Together with the medical receipts of the first part those were evidently the ones which the publishers counted on to sell the book. And sell it they did. By 1654, a year after its first appearance, it had already gone into four editions, and by 1659 into twelve. At some time between the appearance of the fourth and eleventh editions (also 1659) the Additions to the medical receipts supplied by W.J. were inserted. The latest edition of which I have heard is the twenty-first, published in 1708. From 1658 to 1708 makes a remarkably long life for so small a book, and is perhaps a testimonial to the selling power of the Countess of Kent’s name.

It is unlikely that we shall ever know the identity of the
True Gentlewoman
. One thing I think I can say with certainty.
If
the Countess of Kent wrote the medical receipts then she did not write the cookery receipts. The style of the two books is quite different, a point I have only recently perceived. Nor is it the cookery receipt book of a rich noblewoman who entertained sixty or eighty poor people every other day and sent out food to those who could not come (de la Pryme again). I would say that the collection came from a much more modest household, and this is very much part of its appeal. I have owned the little book for about fifteen years, have studied the cookery receipts – and used some – always with joy and fascination, but only lately have I thought to read the medical ones with anything other than passing curiosity.

References

1
. John B. Nichols, FSA,
The Progresses, processions… of King James the First… collected from original mss, etc
, London 1828.

2
. The Countess’s elder sister, Lady Mary Talbot, married William Herbert, 3rd Earl of Pembroke, in 1604.

3
. Nichols, op. cit.

4
.
The Closet of the Eminently Learned Sir Kenelme Digbie, Kt.
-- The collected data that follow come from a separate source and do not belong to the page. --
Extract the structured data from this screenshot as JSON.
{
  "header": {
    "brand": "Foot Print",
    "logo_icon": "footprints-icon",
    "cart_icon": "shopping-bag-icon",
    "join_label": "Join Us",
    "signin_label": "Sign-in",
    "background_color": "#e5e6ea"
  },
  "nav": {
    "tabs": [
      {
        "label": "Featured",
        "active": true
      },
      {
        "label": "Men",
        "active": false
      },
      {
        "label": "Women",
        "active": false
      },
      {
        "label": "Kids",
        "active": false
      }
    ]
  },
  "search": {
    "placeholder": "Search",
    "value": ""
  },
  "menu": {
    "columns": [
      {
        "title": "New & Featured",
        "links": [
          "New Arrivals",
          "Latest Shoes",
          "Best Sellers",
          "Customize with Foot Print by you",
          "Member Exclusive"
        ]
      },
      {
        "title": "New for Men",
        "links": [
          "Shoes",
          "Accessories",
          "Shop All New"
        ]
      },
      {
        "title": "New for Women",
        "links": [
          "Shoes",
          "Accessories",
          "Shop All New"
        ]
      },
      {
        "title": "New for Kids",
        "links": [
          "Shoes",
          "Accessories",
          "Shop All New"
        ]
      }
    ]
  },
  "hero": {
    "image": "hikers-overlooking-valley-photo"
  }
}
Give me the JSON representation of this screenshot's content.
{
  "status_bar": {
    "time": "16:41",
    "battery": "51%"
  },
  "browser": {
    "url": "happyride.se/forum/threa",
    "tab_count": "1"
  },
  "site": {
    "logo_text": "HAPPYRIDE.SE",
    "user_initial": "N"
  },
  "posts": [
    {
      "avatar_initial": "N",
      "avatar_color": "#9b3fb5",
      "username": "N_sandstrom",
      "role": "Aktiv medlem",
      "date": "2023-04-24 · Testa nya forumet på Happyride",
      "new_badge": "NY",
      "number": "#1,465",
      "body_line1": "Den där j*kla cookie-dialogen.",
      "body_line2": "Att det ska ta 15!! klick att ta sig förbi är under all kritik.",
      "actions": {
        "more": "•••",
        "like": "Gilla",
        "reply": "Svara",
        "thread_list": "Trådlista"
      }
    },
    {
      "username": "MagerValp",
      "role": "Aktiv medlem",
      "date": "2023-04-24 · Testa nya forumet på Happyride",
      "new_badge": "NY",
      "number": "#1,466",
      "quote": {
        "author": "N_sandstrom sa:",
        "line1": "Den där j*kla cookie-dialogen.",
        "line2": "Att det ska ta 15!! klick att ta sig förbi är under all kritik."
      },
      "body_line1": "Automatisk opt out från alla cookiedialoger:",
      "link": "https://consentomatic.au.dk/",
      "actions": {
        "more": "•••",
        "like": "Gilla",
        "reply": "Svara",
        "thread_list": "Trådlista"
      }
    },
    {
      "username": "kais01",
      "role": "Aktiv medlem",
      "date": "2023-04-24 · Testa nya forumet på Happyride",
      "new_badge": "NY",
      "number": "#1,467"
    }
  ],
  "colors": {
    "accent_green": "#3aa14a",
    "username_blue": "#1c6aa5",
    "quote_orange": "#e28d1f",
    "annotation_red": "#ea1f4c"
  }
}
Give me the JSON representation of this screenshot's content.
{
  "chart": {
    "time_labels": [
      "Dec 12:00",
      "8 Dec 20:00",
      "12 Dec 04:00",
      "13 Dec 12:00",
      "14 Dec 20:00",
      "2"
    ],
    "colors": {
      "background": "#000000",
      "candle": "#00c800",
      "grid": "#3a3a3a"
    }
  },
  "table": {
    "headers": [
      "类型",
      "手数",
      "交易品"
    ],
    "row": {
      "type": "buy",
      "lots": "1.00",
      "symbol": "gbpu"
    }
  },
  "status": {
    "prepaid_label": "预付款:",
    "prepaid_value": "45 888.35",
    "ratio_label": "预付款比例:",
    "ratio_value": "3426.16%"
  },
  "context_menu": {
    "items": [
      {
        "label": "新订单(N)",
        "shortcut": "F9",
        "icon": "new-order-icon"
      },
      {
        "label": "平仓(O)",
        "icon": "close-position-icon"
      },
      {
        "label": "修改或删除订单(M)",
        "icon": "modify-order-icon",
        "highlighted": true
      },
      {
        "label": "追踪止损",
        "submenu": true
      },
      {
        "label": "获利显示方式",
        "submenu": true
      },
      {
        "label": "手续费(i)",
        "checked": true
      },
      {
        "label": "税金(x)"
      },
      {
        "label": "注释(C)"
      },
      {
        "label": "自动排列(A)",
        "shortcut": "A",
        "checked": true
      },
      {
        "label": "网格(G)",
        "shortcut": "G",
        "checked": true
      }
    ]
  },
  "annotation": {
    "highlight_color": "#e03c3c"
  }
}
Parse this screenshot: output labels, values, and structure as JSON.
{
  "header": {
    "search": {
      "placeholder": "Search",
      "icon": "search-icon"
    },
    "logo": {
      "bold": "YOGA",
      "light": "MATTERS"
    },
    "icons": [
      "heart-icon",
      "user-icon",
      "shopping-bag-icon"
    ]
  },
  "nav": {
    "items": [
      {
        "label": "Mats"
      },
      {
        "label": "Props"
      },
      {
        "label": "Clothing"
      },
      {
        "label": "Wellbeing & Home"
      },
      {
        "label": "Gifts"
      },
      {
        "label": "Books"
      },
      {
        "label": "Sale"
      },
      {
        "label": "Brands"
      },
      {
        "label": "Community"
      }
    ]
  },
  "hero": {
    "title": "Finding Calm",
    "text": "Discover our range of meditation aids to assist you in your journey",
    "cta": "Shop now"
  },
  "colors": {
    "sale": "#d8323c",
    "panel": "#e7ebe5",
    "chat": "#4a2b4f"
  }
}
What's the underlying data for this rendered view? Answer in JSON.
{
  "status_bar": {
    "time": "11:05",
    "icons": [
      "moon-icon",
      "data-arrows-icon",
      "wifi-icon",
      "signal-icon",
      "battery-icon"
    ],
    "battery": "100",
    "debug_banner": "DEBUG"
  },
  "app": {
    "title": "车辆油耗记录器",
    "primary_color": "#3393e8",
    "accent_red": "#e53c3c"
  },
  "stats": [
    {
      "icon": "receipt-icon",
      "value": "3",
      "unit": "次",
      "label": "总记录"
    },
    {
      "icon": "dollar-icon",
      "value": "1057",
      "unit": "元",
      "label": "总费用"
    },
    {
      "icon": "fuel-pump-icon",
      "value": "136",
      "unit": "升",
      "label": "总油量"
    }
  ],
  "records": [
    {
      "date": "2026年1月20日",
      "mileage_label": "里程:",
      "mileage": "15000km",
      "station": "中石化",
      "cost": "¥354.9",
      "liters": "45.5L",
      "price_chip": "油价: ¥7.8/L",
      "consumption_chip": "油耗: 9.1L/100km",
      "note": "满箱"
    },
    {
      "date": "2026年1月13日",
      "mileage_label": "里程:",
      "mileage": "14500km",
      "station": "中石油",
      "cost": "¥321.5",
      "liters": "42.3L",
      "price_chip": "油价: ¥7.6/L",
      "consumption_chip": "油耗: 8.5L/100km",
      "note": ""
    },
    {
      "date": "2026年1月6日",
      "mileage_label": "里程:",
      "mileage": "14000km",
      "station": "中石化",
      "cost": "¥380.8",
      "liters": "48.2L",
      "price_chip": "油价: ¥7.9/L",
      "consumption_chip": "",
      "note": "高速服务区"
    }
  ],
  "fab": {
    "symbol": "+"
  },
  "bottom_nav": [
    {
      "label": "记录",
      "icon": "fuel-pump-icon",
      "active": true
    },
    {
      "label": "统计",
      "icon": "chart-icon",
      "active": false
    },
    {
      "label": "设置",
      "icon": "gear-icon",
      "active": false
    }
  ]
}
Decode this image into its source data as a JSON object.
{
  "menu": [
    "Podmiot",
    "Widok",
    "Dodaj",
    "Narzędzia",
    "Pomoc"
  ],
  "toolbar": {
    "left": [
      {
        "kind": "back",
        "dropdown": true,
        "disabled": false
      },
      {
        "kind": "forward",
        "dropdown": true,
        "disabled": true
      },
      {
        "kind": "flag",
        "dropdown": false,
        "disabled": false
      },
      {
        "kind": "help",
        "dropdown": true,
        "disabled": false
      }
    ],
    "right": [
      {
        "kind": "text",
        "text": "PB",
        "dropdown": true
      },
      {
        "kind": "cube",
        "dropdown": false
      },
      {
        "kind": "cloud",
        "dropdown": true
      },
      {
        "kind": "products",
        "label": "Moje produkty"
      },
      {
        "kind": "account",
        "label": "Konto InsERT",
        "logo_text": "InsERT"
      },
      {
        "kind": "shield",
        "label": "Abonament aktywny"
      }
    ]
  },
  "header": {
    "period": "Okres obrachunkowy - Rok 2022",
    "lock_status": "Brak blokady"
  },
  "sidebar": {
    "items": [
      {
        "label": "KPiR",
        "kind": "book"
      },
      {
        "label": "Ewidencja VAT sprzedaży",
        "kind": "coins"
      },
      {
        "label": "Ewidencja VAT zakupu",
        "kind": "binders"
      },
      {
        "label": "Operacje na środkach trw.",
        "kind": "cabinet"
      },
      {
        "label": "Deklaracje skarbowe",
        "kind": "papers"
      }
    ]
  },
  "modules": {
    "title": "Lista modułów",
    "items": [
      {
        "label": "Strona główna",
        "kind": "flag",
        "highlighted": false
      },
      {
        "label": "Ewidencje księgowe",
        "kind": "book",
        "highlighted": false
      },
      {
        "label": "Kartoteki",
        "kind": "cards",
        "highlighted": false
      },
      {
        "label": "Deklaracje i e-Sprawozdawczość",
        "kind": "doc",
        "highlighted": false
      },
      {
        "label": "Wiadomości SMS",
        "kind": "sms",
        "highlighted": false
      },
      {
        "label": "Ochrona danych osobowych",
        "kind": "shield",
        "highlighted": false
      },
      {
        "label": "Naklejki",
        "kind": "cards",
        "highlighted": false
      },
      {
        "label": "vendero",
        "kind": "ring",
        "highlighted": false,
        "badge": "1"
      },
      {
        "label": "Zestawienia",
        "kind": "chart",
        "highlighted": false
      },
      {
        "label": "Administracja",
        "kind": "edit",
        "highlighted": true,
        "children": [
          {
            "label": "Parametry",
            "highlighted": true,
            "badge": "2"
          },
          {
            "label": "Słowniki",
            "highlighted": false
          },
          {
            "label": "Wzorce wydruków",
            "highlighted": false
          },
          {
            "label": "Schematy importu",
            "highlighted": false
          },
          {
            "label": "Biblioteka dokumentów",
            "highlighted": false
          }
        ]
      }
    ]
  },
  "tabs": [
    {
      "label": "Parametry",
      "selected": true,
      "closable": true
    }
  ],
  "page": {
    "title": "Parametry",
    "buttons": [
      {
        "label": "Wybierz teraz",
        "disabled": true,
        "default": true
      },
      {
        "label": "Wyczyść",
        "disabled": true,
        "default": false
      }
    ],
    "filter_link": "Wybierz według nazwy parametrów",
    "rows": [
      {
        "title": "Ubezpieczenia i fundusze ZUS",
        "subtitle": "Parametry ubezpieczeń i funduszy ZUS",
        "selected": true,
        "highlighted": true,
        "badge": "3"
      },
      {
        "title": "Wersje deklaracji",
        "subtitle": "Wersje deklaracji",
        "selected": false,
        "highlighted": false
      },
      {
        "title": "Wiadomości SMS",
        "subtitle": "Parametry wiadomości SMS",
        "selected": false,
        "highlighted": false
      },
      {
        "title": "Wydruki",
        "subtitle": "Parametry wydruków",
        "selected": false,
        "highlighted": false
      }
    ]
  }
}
Opened
, 1669, p. 141 of the 1910 edition.

5
. The Receipt of the Lady Kent’s powder presented by her ladyship to the Queen.
A Queen’s Delight
, 1658 edition. First
published 1655. This version differs slightly from the one in the Kent manual.

6
. The G. is evidently a misprint. In earlier editions it was W.J.

7
. Born 1605, one of the three brothers Popham who fought for the Parliament in the Civil War.

8
.
The Diary of Abraham de la Pryme
, ed. Charles Jackson, Surtees Society 1869–70, Vol 54. In the year 1686 de la Pryme reported that his aunt, who knew the Countess, said ‘that she spent twenty thousand pound a year on physick, receipts and experiments, and in charity towards the poor’.